前後には滑り止めラバーを装着。これをボトム面の凸部に貼り付けられている事が分かる | 電源ユニット搭載エリアには、正方形の通気穴と内部には防塵フィルタが装着されている事を確認 |
単なるフロントアクセスポートとして解説できないのが「HOT-SWAP I/O PANEL」だ。まずはPCケース外側を見ると、正面右端からAudio/ヘッドホン、USB3.0、USB3.1 Type-C、USB3.0、Audio/マイクの各ポートがレイアウトされている。さらにフロントトップ中央には円形のPowerスイッチ、その上にLEDコントロールボタンが並ぶ。
Powerスイッチの上部に位置する小さな円形スイッチは、LEDコントロールボタン。フロントパネル四隅に内蔵されたライティングバーのLED変更ができる |
そして内部に目を向けると、各種スイッチ&アクセスポート背面には基板がネジ留めされていた。これだけなら珍しくはない光景だが、アウターフレームとインナーシェルが分離する事から、前者には基板、後者にはPCI-Expressバス形状のスロットがあり、スライド着脱のアクションにより接点が連結/分離する。インナーシェルはアウターフレームの溝に沿って遊び無くスライドさせることから、両者はスムーズに連結できる仕組みだ。これはよく出来ている。
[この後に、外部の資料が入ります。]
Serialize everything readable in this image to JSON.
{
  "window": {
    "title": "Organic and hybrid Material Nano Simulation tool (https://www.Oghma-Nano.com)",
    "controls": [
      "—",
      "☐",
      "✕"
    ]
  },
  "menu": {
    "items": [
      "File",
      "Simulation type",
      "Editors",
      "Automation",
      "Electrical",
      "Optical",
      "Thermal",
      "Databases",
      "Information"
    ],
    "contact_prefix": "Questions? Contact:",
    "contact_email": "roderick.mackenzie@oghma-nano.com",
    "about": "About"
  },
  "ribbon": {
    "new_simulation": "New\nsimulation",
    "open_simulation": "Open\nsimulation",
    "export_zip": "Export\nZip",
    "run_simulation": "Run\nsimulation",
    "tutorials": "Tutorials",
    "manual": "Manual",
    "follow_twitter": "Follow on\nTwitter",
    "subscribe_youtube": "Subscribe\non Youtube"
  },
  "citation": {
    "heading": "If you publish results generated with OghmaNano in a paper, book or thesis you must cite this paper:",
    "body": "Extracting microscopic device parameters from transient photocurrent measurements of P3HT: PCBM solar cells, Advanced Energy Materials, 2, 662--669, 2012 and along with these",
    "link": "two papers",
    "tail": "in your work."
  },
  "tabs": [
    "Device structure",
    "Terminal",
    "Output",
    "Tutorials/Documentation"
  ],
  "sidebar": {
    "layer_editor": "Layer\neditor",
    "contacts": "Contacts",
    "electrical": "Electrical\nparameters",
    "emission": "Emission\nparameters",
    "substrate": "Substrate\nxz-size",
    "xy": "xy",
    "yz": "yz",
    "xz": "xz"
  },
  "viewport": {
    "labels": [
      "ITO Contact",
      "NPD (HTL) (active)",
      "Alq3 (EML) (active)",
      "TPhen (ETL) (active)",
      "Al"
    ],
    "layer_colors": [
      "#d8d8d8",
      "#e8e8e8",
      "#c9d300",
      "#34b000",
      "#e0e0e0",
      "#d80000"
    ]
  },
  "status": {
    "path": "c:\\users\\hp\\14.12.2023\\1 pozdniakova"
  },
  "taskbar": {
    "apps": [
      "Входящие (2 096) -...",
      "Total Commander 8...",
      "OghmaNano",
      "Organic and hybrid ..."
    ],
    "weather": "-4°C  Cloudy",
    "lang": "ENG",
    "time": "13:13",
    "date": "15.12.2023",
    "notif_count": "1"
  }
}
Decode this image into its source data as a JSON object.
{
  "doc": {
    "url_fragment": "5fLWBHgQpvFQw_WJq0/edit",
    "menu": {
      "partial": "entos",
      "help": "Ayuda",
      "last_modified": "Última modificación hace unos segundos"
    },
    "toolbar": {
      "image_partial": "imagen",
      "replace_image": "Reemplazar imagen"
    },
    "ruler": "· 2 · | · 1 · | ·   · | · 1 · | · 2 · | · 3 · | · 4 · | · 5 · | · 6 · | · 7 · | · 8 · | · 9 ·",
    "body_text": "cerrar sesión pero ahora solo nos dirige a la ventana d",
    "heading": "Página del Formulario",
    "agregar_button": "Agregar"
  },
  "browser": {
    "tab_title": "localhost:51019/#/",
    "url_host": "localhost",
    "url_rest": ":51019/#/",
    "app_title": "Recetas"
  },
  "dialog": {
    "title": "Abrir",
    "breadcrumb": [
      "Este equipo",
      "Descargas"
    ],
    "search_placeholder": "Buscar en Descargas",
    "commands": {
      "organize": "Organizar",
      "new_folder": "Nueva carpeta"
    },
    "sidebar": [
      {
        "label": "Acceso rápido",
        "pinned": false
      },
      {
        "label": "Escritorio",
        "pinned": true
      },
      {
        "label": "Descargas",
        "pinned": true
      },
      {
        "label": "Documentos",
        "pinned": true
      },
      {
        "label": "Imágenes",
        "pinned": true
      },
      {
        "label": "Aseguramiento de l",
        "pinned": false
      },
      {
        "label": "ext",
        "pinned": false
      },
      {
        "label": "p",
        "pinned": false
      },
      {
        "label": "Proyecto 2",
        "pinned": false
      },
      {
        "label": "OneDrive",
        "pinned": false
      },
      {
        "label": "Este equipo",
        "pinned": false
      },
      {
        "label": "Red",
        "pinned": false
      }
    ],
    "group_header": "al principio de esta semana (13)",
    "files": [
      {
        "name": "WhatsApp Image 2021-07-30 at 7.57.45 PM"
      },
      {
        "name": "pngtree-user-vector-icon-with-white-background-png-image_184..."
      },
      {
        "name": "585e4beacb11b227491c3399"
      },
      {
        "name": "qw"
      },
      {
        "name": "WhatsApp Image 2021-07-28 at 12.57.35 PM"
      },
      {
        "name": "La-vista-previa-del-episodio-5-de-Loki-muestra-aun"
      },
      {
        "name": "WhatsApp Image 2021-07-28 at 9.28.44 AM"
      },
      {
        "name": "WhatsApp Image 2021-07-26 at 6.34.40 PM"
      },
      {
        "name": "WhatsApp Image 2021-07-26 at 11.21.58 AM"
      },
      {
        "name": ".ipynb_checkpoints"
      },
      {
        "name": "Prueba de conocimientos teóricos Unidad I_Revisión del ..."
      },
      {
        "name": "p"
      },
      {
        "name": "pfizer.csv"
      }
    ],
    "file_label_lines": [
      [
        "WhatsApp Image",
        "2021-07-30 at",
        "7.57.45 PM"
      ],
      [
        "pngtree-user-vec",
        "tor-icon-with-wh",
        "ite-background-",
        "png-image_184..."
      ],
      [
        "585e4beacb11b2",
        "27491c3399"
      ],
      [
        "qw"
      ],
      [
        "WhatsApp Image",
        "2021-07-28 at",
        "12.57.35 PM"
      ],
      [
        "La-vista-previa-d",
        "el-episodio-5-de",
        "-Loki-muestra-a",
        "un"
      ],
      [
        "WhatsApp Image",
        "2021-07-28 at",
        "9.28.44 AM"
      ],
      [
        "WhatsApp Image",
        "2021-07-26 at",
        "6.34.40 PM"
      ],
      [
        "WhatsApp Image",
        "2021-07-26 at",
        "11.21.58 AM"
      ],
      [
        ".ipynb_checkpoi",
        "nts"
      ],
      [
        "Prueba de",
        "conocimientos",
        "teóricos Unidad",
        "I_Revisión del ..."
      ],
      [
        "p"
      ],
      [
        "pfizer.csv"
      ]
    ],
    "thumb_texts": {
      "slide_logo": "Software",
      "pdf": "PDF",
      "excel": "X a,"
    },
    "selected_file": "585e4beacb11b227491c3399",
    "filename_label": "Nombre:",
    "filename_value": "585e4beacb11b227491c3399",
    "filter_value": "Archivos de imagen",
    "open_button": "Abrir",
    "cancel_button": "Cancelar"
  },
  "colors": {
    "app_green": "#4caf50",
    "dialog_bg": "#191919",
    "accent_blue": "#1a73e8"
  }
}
インナーシェルはマザーボードからグラフィックスカード、電源ユニット、ストレージまで、全ての構成パーツが積み込まれる。これをスライドによりゴッソリ引き出せるとあって、アウターフレームに各種スイッチ&アクセスポートからのケーブルを直付する事は考えにくい。他に方法もあるだろうが、「Dark Cube」設計者の選択はホットスワップ式だったというワケだ。